Running parallel to all this are the side stories – the kids, starting with Megumi, the angry teen who found her true calling as a sadistic ghoul and met the grisly fate she had coming. Natsuno, who also rebelled against village life but chose not to fight his death at the hands of his best friend Tohru but meekly accept it – only to rise as a Jinrou and be the vital cog that facilitated the comeback of the human side. Akira, one of only two characters who both had clean hands morally at the end and behaved with courage throughout and Kaori, his meek older sister. And then there was the heroine of the story for me, Ritusko-chan. She was the one who finally broke the cycle of death – she refused to kill to survive as a Shiki, choosing instead to starve herself despite the prodding of Tohro and Tatsumi. In her act of defiance she not only saved herself, but Tohru, too – a kind boy who never accepted the side of himself that would kill his beloved friend in order to survive, In a grisly way, their deaths were the most uplifting moment of this bleak tapestry of woe – for at least they died together, and did so with their humanity intact despite the biological change in them.

It goes without saying that this was a technically brilliant show, another Noitamina masterpiece. The BGM was as good as any this season, the first OP one of the best of the year. The direction really brought to mind a fine live-action film, with the matter-of-fact depictions of brutality, long panning shots of the mountain landscapes and the delicately choreographed conversations between Seishin and Sunako. It was a terrific show all around – a true masterpiece. Suspenseful, disturbing, challenging – an intricate web of dozens of characters inter-woven together with amazing dexterity and elegance. To have adapted a series with so much complexity of plot and so many important characters is a great achievement. In the end, if the ending was a failure it can be forgiven – endings are hard, no matter how good the rest of the series is. That end certainly did disappoint, though – I won’t deny that.

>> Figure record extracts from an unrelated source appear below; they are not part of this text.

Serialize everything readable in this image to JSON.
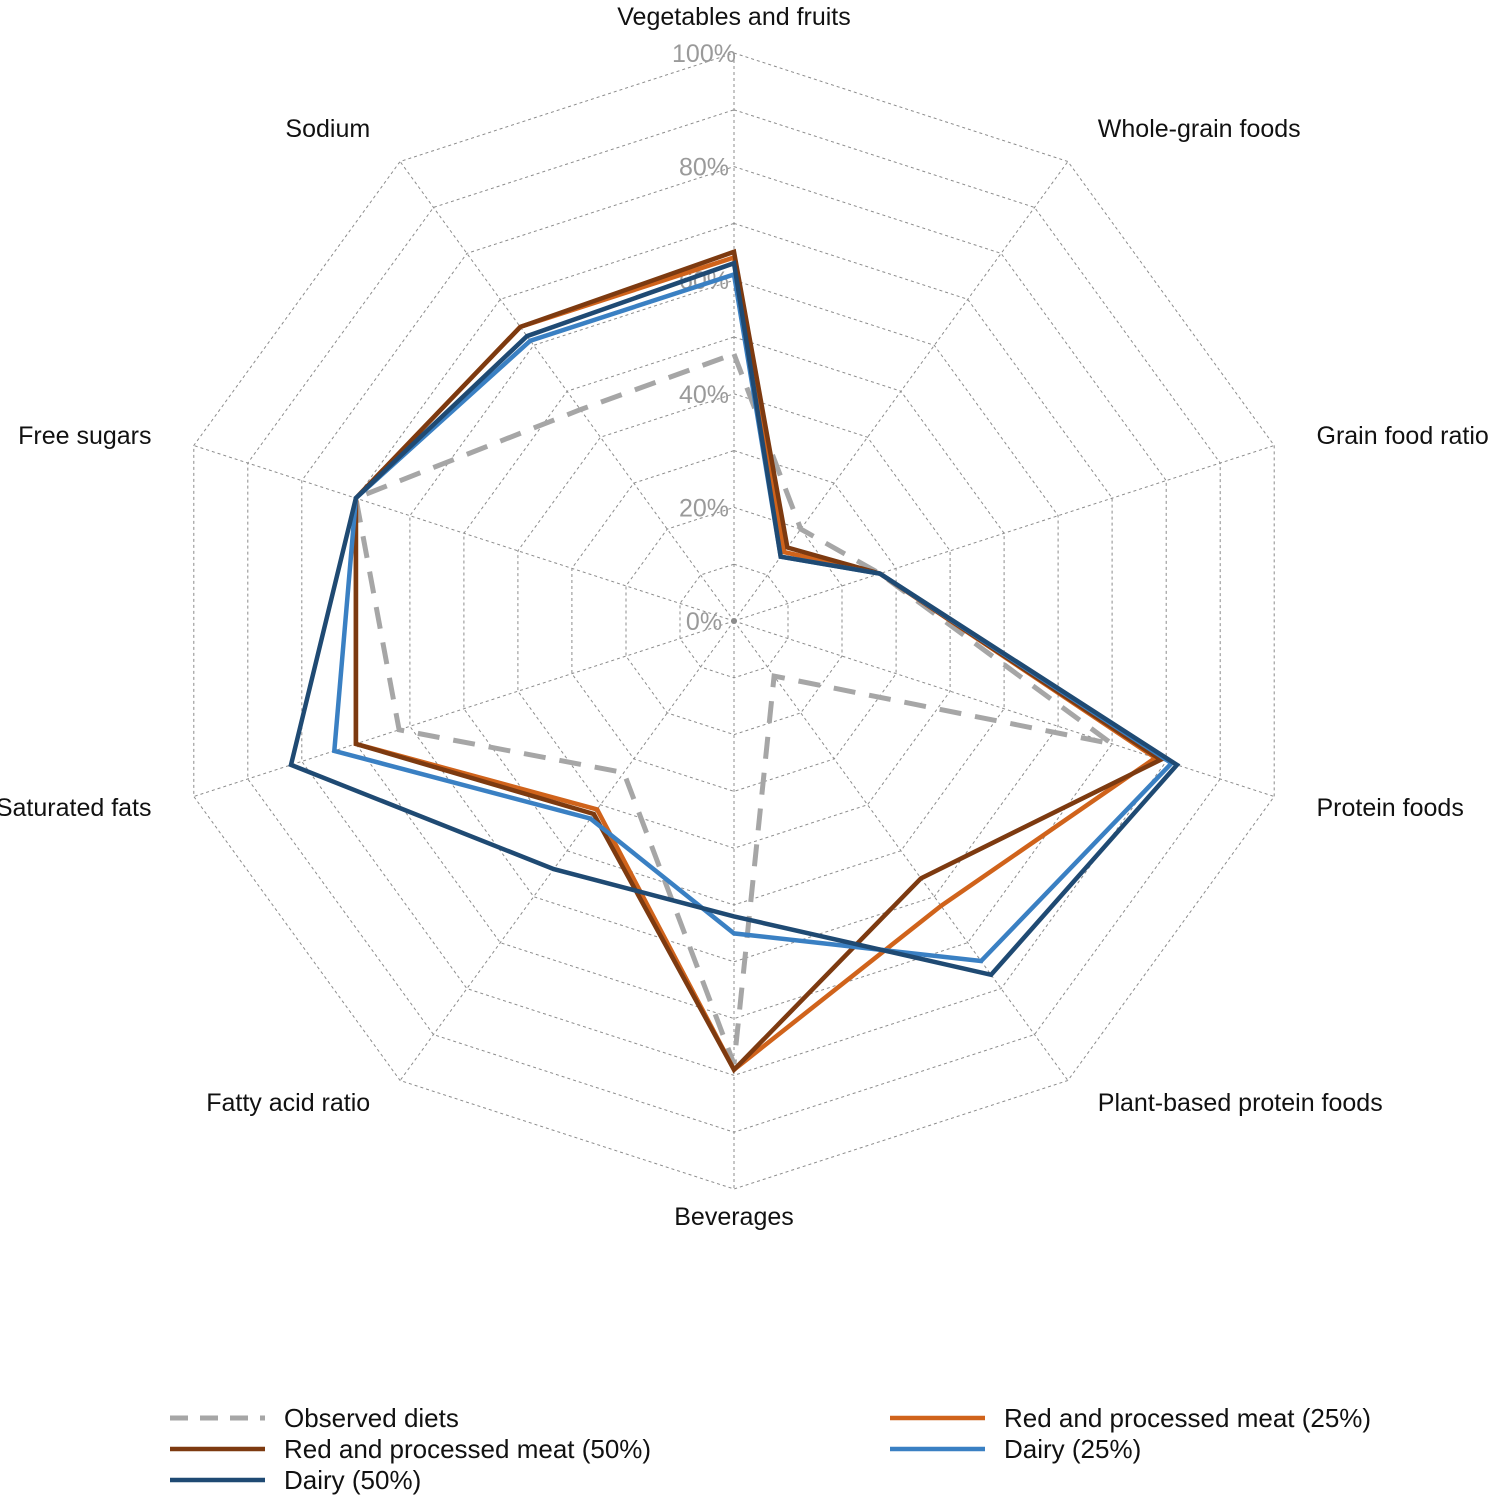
{
  "chart_data": {
    "type": "radar",
    "title": "",
    "axes": [
      "Vegetables and fruits",
      "Whole-grain foods",
      "Grain food ratio",
      "Protein foods",
      "Plant-based protein foods",
      "Beverages",
      "Fatty acid ratio",
      "Saturated fats",
      "Free sugars",
      "Sodium"
    ],
    "ticks": [
      "0%",
      "20%",
      "40%",
      "60%",
      "80%",
      "100%"
    ],
    "rlim": [
      0,
      100
    ],
    "grid": true,
    "legend_position": "bottom",
    "series": [
      {
        "name": "Observed diets",
        "color": "#a6a6a6",
        "dash": true,
        "values": [
          47,
          20,
          27,
          70,
          12,
          78,
          33,
          62,
          70,
          46
        ]
      },
      {
        "name": "Red and processed meat (25%)",
        "color": "#d0631b",
        "dash": false,
        "values": [
          64,
          15,
          27,
          78,
          62,
          79,
          41,
          70,
          70,
          64
        ]
      },
      {
        "name": "Red and processed meat (50%)",
        "color": "#7d3a10",
        "dash": false,
        "values": [
          65,
          16,
          27,
          79,
          56,
          79,
          42,
          70,
          70,
          64
        ]
      },
      {
        "name": "Dairy (25%)",
        "color": "#3a80c3",
        "dash": false,
        "values": [
          61,
          14,
          27,
          81,
          74,
          55,
          43,
          74,
          70,
          61
        ]
      },
      {
        "name": "Dairy (50%)",
        "color": "#1f4a73",
        "dash": false,
        "values": [
          63,
          14,
          27,
          82,
          77,
          52,
          54,
          82,
          70,
          62
        ]
      }
    ],
    "legend_order": [
      0,
      2,
      4,
      1,
      3
    ]
  }
}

How do you feel watching Shiki? Do you feel sympathy for Sunako or merely want to see her meet the fate she deserves? Are you as disturbed by the shocking brutality of the human villagers as you were the sadistic harvesting of the village by the Shiki, pitting family against itself and sparing no one? Is there any redemptive quality to Seishin in your eyes, or does he disgust and repulse you? These are questions everyone who watches the series will have to answer for themselves. I suppose those answers will strongly influence your feelings about the way the show wrapped, pending the DVD special episodes. I applaud the series for challenging and provoking the audience, for making us think and driving us to anger and horrifying us. It was brilliant – a work of art and a dramatic masterpiece.



  1. S

    I have to say after finishing this show, it was memorable and your review is excellent also agreeing on things you pointed out. As a person who believes in eye for an eye logic, yes, shiki had it coming. They started the whole thing first and the whole gang was too overconfident, I was looking forward to the finale.

  2. Thanks for posting, Soliloquy. It is indeed a memorable show, and I hope you're watching the DVD extra eps.